What does the angle between a line and an ellipsoid mean? Does it mean the angle between the line and a plane tangent to the ellipsoid at the point of intersection?
By making this assumption, I end up with the wrong answer.
First I want to find the point of intersection. Substituting one independent variable for another I get $\pm (1, 2, 1)$. The ellipsoid and line both look symmetric about the origin, so I'll assume the angles at both points are the same. I'll throw away the negative intersection.
Then I determine the vector that represents the line. I get $\frac{1}{2}\vec{i} + \vec{j} + \frac{1}{2} \vec{k}$.

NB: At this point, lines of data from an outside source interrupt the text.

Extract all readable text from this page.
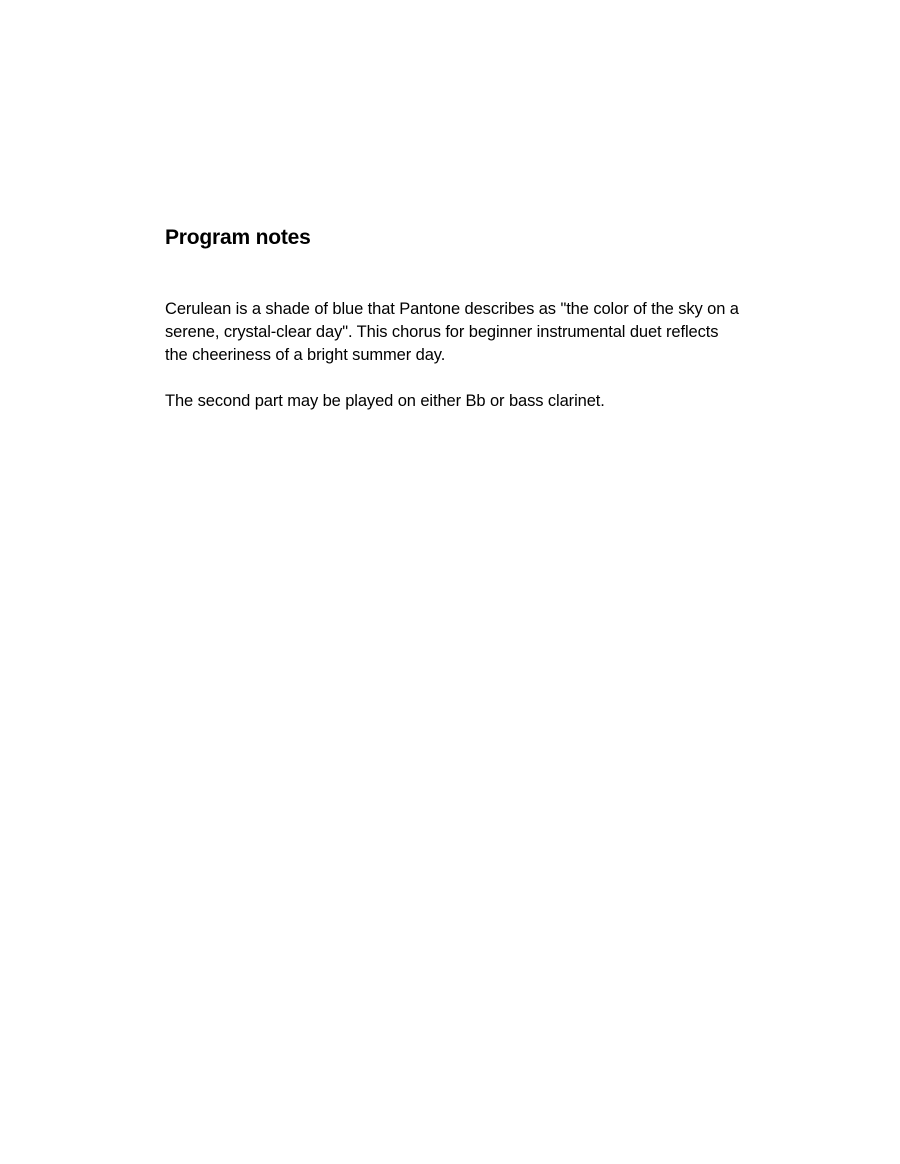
Program notes

Cerulean is a shade of blue that Pantone describes as "the color of the sky on a serene, crystal-clear day". This chorus for beginner instrumental duet reflects the cheeriness of a bright summer day.

The second part may be played on either Bb or bass clarinet.
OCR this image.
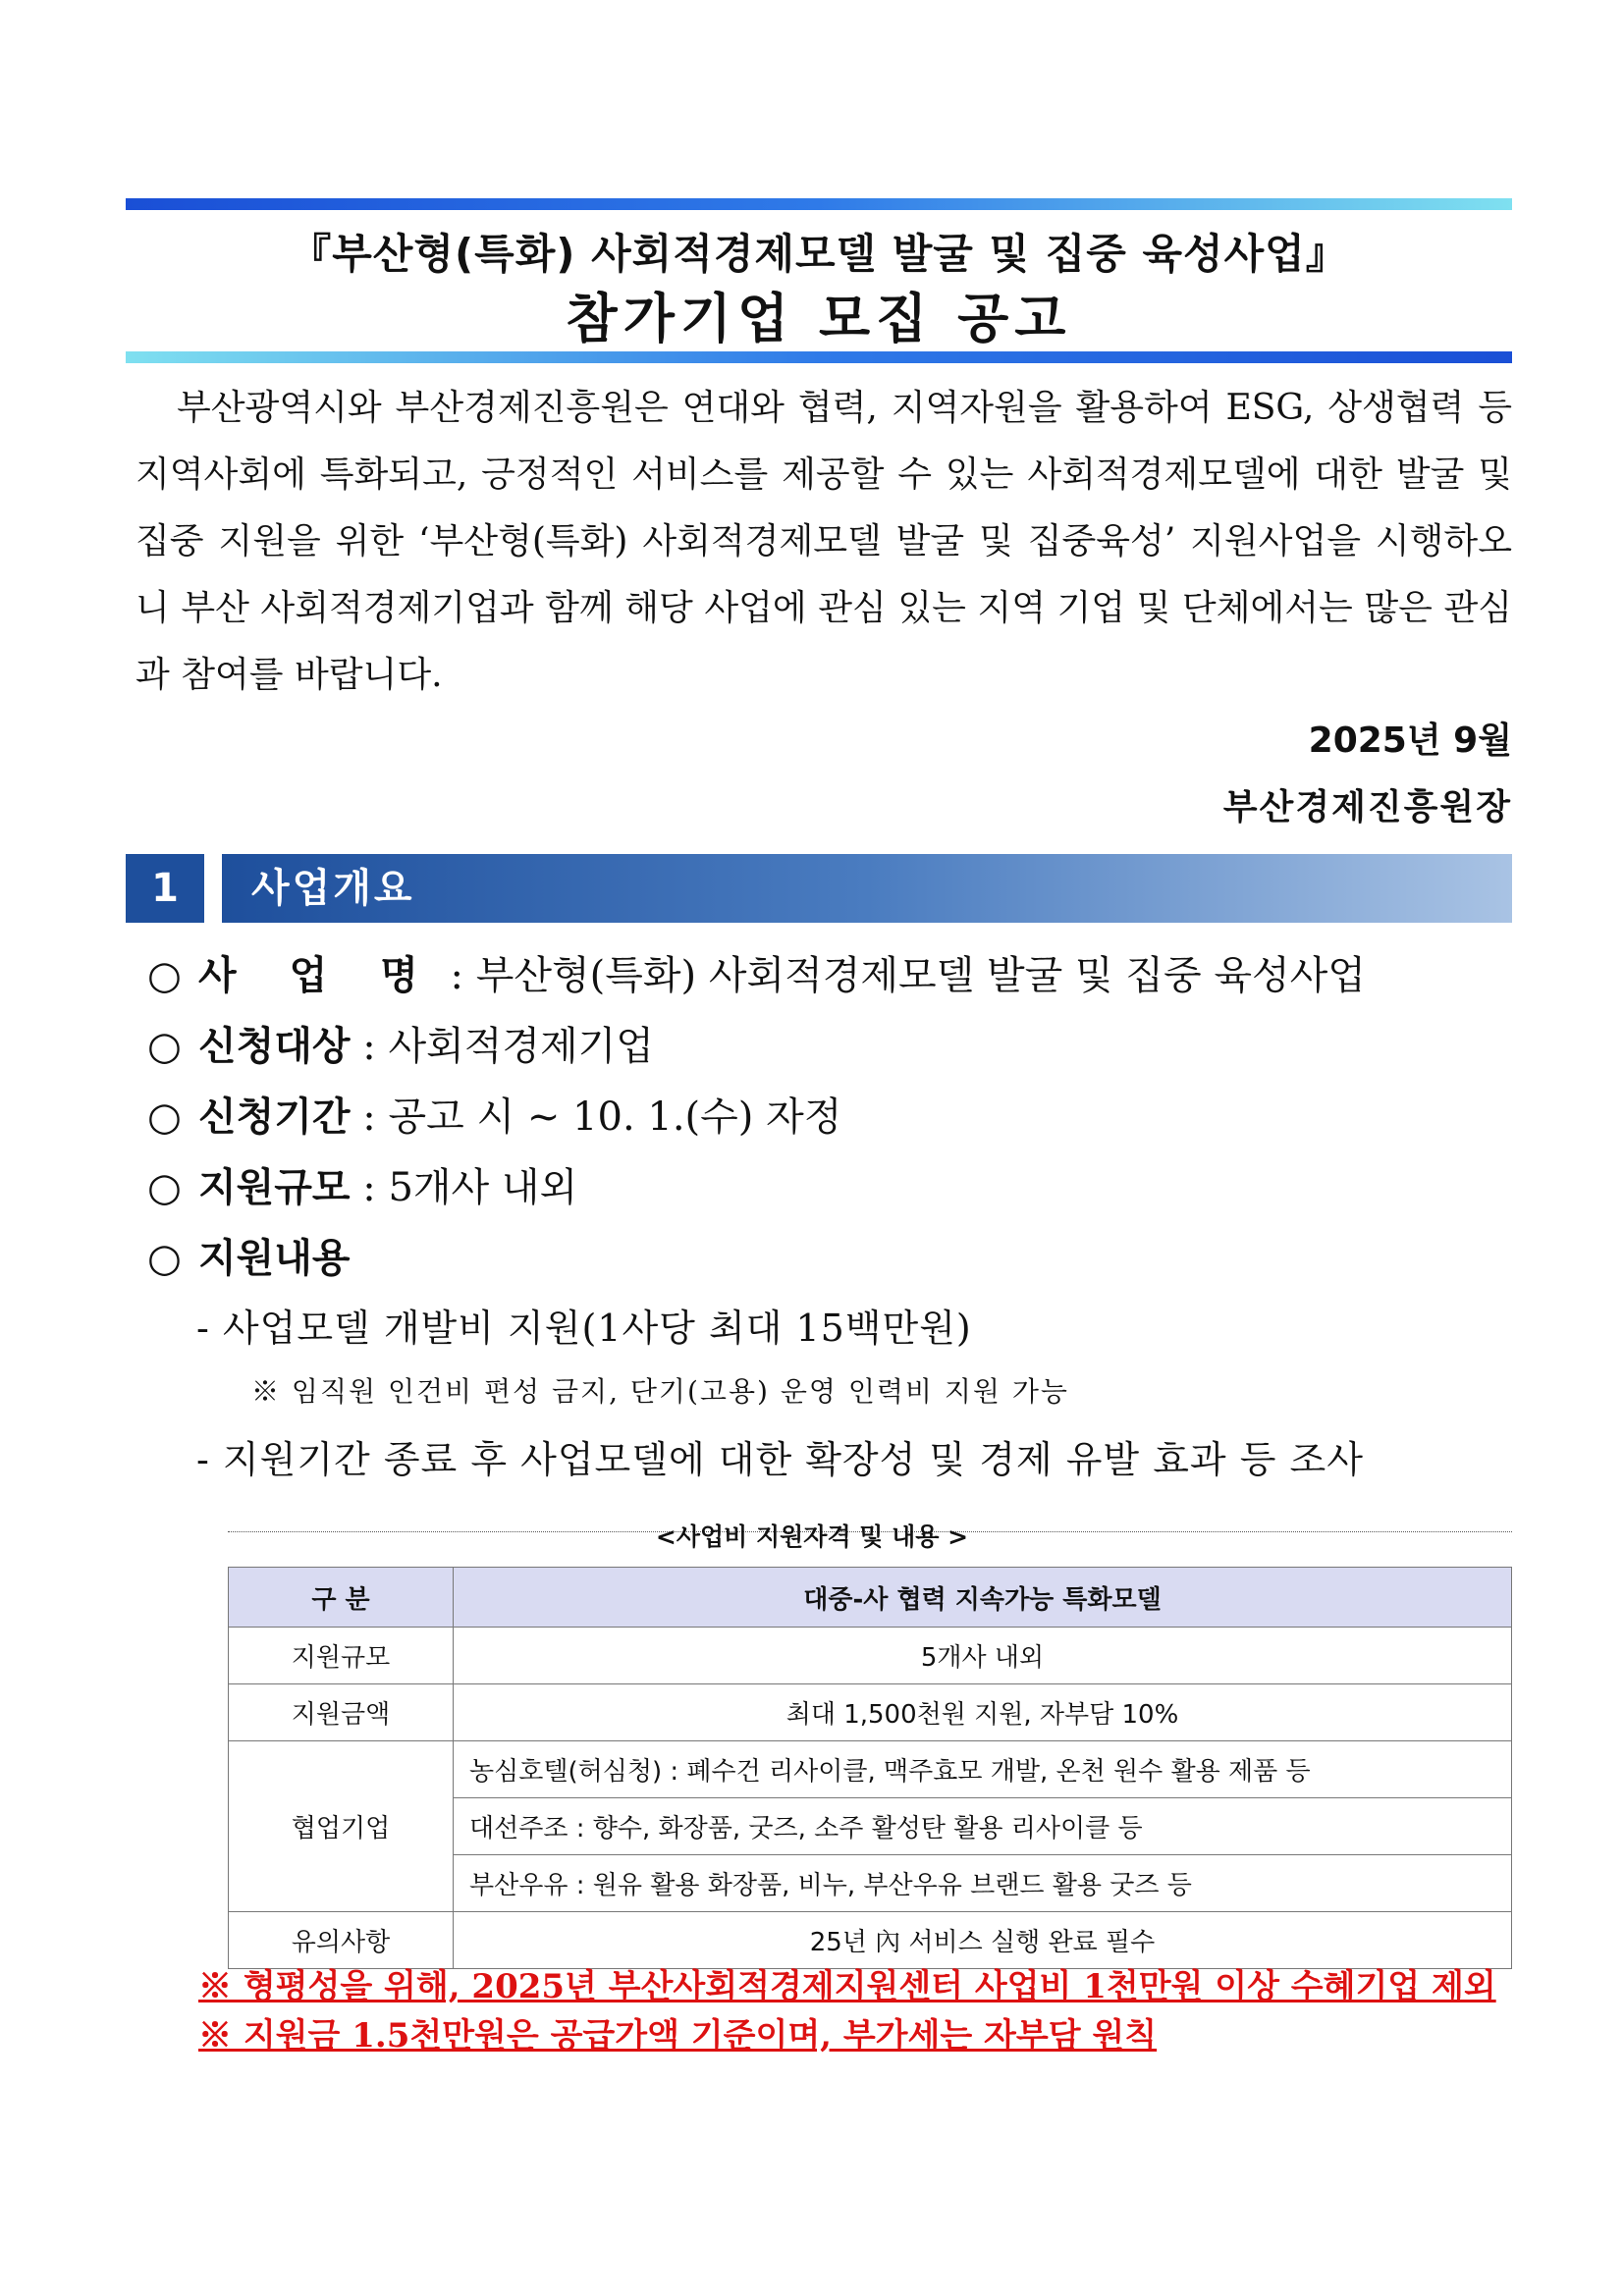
『부산형(특화) 사회적경제모델 발굴 및 집중 육성사업』
참가기업 모집 공고
부산광역시와 부산경제진흥원은 연대와 협력, 지역자원을 활용하여 ESG, 상생협력 등 지역사회에 특화되고, 긍정적인 서비스를 제공할 수 있는 사회적경제모델에 대한 발굴 및 집중 지원을 위한 ‘부산형(특화) 사회적경제모델 발굴 및 집중육성’ 지원사업을 시행하오니 부산 사회적경제기업과 함께 해당 사업에 관심 있는 지역 기업 및 단체에서는 많은 관심과 참여를 바랍니다.
2025년 9월
부산경제진흥원장
1	사업개요
○ 사 업 명 : 부산형(특화) 사회적경제모델 발굴 및 집중 육성사업
○ 신청대상 : 사회적경제기업
○ 신청기간 : 공고 시 ~ 10. 1.(수) 자정
○ 지원규모 : 5개사 내외
○ 지원내용
- 사업모델 개발비 지원(1사당 최대 15백만원)
※ 임직원 인건비 편성 금지, 단기(고용) 운영 인력비 지원 가능
- 지원기간 종료 후 사업모델에 대한 확장성 및 경제 유발 효과 등 조사
<사업비 지원자격 및 내용 >
구 분	대중-사 협력 지속가능 특화모델
지원규모	5개사 내외
지원금액	최대 1,500천원 지원, 자부담 10%
협업기업	농심호텔(허심청) : 폐수건 리사이클, 맥주효모 개발, 온천 원수 활용 제품 등
	대선주조 : 향수, 화장품, 굿즈, 소주 활성탄 활용 리사이클 등
	부산우유 : 원유 활용 화장품, 비누, 부산우유 브랜드 활용 굿즈 등
유의사항	25년 內 서비스 실행 완료 필수
※ 형평성을 위해, 2025년 부산사회적경제지원센터 사업비 1천만원 이상 수혜기업 제외
※ 지원금 1.5천만원은 공급가액 기준이며, 부가세는 자부담 원칙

The magnitude is $\sqrt{\frac{3}{2}}$.
So far so good.
Since I'm looking for a tangent plane, I want a vector normal to that plane. Since this ellipsoid looks symmetric about the origin, I believe the gradient will be that normal vector I'm looking for.
$grad f = 4x \vec{i} + 2 y \vec{j} + 4 z \vec{k}$
For the point of intersection, we have
$grad f = 4 \vec{i} + \vec{j} + 4 \vec{k}$
The magnitude is $\sqrt{33}$.
Let $\theta$ be the angle between the line and the gradient.
To get the cosine of $\theta$ between the line and the gradient, I do
$\cos \theta = \frac{<4, 1, 4> \cdot < \frac{1}{2}, 1, \frac{1}{2} >}{\sqrt{33} \sqrt{\frac{3}{2}}}$
$\cos \theta = \frac{2 + 1 + 2}{\sqrt{33} \sqrt{\frac{3}{2}}}$
$\cos \theta = \frac{5}{\sqrt{33} \sqrt{\frac{3}{2}}}$
$\cos \theta = \frac{5}{\sqrt{\frac{99}{2}}}$
$\cos \theta = \frac{5 \sqrt{2}}{3 \sqrt{11}}$
But we're actually looking for the angle between the line and the tangent plane. Let $\phi$ be that angle. It follows that $\phi=\frac{\pi}{2} - \theta$.
So $\sin \phi = \frac{5 \sqrt{2}}{3 \sqrt{11}}$.
Then $\phi = sin^{-1} \frac{5 \sqrt{2}}{3 \sqrt{11}}$.
However, that's the wrong answer. Was my interpretation of the problem statement incorrect?